Founded 150 years ago by returnee freed slaves from America, this West African country of 3.2 million people has been enmeshed in bloodletting in the last 12 years, with close to one sixth of its population killed. President Olusegun Obasanjo says Nigeria has spent $12 billion halting the war of attrition in Liberia during this period. We need to urgently end the carnage in Africa, which is said to have half of the world’s estimated refugee figure of 700,000. The figure for kid soldiers is equally grim. The continent is also said to have 80 per cent of child soldiers put at 500,000 globally. In Liberia alone, where rebel fighters are now being lured to surrender their arms in exchange for $75, the number of child soldiers is put at 15,000. It is sad that war lords are gradually emerging as the role models for the African youth. The reasons for the rise in conflicts in Africa could be summarised thus: The near break down of governance in most countries in Africa, the virtual collapse of social institutions, upsurge of prevailing abject poverty and the upswing in the availability of small arms particularly on the continent. More and more governments in Africa do not think they owe their citizens any obligation to improve their lives.

Their yearly budgets are tall on paper but short on delivery. A large chunk of moneys voted for education, healthcare, housing and other social infrastructure end up to meet the primitive accumulation appetite of the ruling elite. Social institutions are in complete decay.

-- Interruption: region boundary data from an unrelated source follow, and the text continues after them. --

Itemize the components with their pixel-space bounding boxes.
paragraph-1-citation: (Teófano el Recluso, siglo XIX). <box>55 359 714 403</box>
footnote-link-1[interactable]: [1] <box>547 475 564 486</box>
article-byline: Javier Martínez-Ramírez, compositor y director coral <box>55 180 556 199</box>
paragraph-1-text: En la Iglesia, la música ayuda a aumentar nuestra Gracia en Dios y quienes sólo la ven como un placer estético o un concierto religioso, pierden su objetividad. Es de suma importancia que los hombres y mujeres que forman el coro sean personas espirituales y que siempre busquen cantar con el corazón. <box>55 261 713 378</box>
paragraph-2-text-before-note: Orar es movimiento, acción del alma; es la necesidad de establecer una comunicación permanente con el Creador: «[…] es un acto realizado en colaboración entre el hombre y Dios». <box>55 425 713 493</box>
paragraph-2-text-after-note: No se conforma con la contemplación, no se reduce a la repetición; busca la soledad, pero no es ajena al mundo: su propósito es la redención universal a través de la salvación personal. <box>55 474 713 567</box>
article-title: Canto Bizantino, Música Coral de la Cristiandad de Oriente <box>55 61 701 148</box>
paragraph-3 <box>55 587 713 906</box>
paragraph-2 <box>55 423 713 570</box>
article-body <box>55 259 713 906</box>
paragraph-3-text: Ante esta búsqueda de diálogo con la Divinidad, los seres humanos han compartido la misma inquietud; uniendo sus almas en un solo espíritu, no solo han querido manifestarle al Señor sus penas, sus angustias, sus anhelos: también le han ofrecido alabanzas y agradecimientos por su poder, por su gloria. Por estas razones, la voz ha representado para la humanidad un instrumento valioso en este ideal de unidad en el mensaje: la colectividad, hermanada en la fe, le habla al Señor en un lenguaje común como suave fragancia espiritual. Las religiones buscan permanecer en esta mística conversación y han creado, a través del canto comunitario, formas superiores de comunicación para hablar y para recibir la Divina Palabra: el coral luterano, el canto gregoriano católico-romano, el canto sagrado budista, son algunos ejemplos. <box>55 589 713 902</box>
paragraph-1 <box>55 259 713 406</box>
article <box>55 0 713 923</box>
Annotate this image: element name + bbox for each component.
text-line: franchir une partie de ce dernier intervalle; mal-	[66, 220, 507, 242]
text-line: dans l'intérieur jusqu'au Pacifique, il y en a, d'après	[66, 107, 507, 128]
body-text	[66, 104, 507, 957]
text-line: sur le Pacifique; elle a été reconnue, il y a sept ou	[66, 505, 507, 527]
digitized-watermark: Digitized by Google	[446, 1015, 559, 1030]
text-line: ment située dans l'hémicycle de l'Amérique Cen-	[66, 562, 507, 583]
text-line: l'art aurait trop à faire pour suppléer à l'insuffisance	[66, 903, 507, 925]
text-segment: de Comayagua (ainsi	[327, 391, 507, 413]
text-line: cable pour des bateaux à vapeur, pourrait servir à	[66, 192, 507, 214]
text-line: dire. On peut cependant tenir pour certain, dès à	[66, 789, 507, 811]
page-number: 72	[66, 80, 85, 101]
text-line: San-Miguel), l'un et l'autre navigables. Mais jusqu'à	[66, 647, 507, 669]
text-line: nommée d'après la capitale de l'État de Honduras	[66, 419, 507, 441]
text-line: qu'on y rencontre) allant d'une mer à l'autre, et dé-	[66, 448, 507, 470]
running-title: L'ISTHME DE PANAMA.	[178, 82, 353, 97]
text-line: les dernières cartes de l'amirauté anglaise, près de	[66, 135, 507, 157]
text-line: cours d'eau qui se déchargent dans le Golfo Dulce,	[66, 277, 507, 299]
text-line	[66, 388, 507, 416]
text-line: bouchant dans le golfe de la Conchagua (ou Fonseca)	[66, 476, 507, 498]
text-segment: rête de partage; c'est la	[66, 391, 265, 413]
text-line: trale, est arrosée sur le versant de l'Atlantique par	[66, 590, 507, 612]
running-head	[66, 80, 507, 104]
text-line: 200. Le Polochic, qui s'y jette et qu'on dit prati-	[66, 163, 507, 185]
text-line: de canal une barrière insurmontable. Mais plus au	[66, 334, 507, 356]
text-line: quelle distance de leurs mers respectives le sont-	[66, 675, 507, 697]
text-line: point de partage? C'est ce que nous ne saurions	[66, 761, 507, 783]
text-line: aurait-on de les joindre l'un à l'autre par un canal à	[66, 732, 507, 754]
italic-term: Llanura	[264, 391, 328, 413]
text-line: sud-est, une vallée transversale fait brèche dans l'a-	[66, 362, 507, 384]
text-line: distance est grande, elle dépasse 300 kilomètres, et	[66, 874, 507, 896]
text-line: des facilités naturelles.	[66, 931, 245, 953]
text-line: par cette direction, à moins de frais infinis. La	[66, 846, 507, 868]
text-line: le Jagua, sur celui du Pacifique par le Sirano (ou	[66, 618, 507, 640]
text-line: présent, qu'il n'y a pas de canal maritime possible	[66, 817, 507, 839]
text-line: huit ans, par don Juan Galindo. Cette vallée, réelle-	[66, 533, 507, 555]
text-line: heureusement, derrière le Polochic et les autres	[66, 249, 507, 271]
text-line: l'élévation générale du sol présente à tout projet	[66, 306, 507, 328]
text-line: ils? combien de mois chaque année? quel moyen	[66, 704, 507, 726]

Election officials are hired to rig elections. The police and judiciary could hardly be trusted as impartial arbiters. This is true of Nigeria and other countries where the police and even the judiciary is available for hire to every bidder. Poverty walks on its legs almost everywhere with 220 million Africans enlisted as part of the world’s 1.3 billion people living below one dollar a day. It is imperative to strive to reverse the trend. The most frightful picture remains the prevalence of small arms in the hands of non-state actors. Out of an estimated one billion small arms in the world, 100 million is said to be in Africa. The figure for Sub-Saharan Africa is put at 30 million.

This has made AK-47, Kalashnikov, grenades and other hand-guns cheaper than bread in a continent where many still look with envy at the pristine condition of the early man. The fact that a large chunk of these arms are in the hands of rebel armies, militant thugs and other armed bands makes life very cheap in Africa. Iyare, a Journalist and International Relations Analyst is Editor-in-Chief, The Gleaner news online.